Review by Tom Crosby of:
Strange Wonder: the Closure of Metaphysics and the Opening of Awe. Written by Mary-Jane Rubenstein. New York: Columbia University Press, 2008. 256 pages. ISBN: 978-0231146326. $48.20 US.
Socratic wonder [thaumazein] “arises when the understanding cannot master that which lies closest — when surrounded by utterly ordinary concepts and things, the philosopher suddenly finds himself surrounded on all sides by aporia” (3). For Socrates, this wonder is where philosophy begins (3). Socratic wonder, however, ought not be confused with the serene contemplation from an arm-chair that the word wonder might connote for the contemporary reader; rather, Rubenstein wants to sustain the “frightening indeterminacy” of wonder which is “inherently ambivalent,” and in which both “amazement and terror” coincide (7; 9).

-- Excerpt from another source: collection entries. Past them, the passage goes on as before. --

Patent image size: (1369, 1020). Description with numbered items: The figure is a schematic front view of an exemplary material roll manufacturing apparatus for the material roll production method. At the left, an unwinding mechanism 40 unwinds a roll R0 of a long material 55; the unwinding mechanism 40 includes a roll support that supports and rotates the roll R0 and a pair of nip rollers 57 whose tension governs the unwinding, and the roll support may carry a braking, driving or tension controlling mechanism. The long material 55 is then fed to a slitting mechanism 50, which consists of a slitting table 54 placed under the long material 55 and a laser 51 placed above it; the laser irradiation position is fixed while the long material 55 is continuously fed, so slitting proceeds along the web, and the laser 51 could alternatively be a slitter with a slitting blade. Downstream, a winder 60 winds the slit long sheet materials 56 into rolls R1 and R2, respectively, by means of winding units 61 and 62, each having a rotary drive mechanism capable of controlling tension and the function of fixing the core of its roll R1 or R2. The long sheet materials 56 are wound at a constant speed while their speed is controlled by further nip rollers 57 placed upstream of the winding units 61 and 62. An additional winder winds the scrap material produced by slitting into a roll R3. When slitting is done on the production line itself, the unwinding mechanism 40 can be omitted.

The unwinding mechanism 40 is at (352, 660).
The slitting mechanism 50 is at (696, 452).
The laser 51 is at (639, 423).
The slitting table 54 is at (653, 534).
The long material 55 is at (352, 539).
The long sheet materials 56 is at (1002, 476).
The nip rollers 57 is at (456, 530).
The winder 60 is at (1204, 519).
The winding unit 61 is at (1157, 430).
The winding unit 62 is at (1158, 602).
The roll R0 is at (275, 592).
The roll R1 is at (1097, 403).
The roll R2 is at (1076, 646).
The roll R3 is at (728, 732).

The object of Heideggerian wonder, properly realized, is the “everyday” — the most “usual” (30). Moreover, the late Heidegger’s mood of Verhaltenheit contains everything Rubenstein is seeking in Socratic thaumazein, precisely insofar as it moves “between the transcendent and the everyday” (39).
Rubenstein makes a compelling case that only hospitality to wonder can open “philosophy or politics or religion to the possibility of the transformative” (189). This beckons to another contribution borne by the book. Through a treatment of wonder, Rubenstein traverses not only philosophy but also religion, politics and ethics.